Now that’s not to say this wasn’t a lovely parade. It was just as good as most, but I guess the bigger issue I found myself contemplating was why we even bother with parades at all anymore. It seems to me parades are a product of a bygone era; a simpler time when men were men, entertainment options were scarce, and sitting still for hours in order to watch people walk by was a heck of a way to spend an afternoon.
But this is the 21st century. Our modern world provides an abundance of ways for us to waste time. There are hundreds of cable television channels, DVDs, video games, the internet… it’s basically a never-ending smorgasbord of mind-numbing fun. And yet despite all of these options parades continue to exist. Apparently they’re a form of entertainment that can’t be killed by our technological advancements and our shrinking attention spans. They’re the cockroaches of the entertainment world.
So why have parades managed to maintain a healthy presence in our fast-paced, everything at our fingertips society? Is there a powerful parade lobby I wasn’t aware of? And if so, do these lobbyists line the pockets of local politicians in order to ensure that, at least once a year, our streets will be flooded with bad marching bands and creepy clowns?
Or is it something far less cynical. Perhaps Americans, and other societies around the world, actually continue to watch and participate in parades as a means of carrying on tradition. We don’t really embrace tradition the way we used to. In fact, nowadays embracing anything outside of your immediate family is grounds for a lawsuit. So maybe dragging our overstimulated butts off our couches and onto the street once or twice a year is merely a rare opportunity to reconnect with a simpler time. And that’s a good thing. I think.
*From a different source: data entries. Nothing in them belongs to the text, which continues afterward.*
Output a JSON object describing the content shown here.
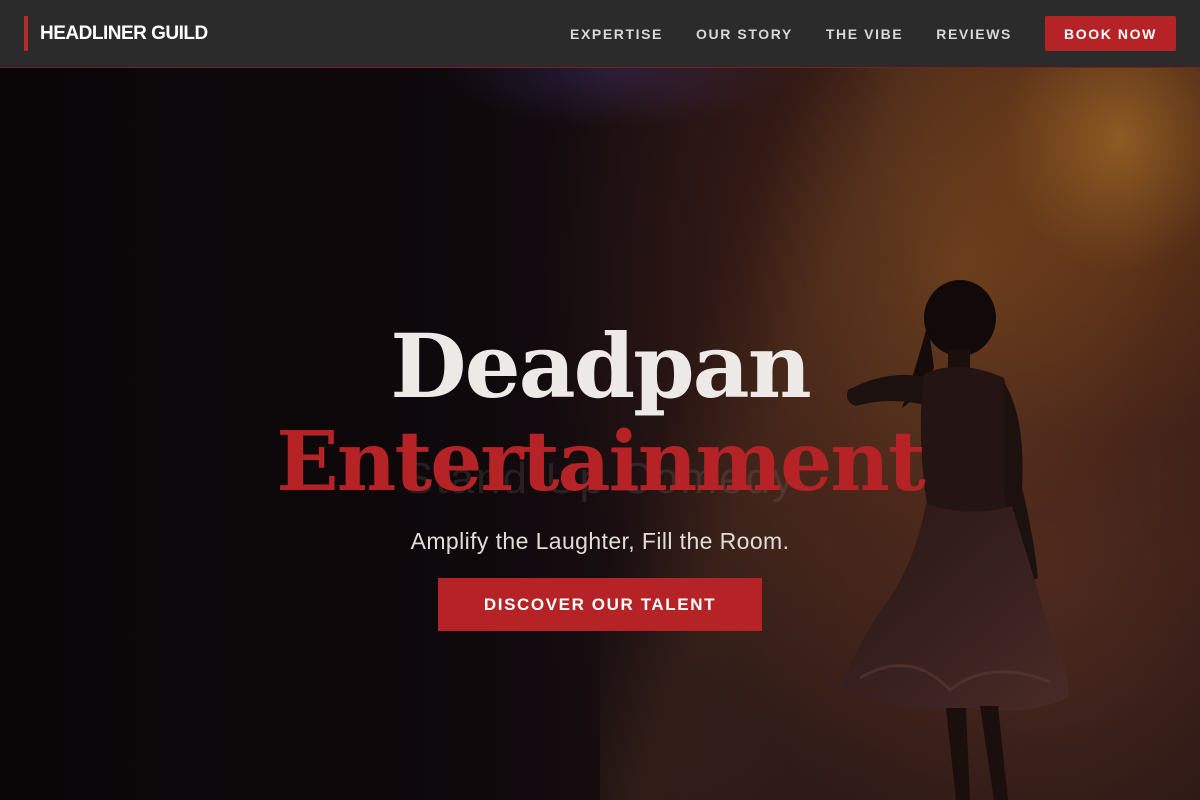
{
  "header": {
    "brand": "HEADLINER GUILD",
    "nav": [
      "EXPERTISE",
      "OUR STORY",
      "THE VIBE",
      "REVIEWS"
    ],
    "book_label": "BOOK NOW"
  },
  "hero": {
    "title_line1": "Deadpan",
    "title_line2": "Entertainment",
    "ghost_text": "Stand-Up Comedy",
    "subtitle": "Amplify the Laughter, Fill the Room.",
    "cta_label": "DISCOVER OUR TALENT"
  },
  "colors": {
    "accent": "#b52326",
    "header_bg": "#2b2b2b",
    "title_light": "#ece9e6"
  }
}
Around the time I was questioning the very existence of parades, my two-year-old son Jack had seen enough and was ready for a nap. We’ll give the Viking Fest Parade a go again next year and maybe by the time he’s five he’ll be able to stay awake long enough to see the whole thing. On that day I fully expect my son to turn to me and ask a simple, straightforward question.
“Daddy, why do we have parades?”
And when he asks, I’ll rub his head lovingly, look him in the eye and answer as honestly as I possibly can.
“Son… I have no idea. But I can tell you this, they’re not going anywhere any time soon.”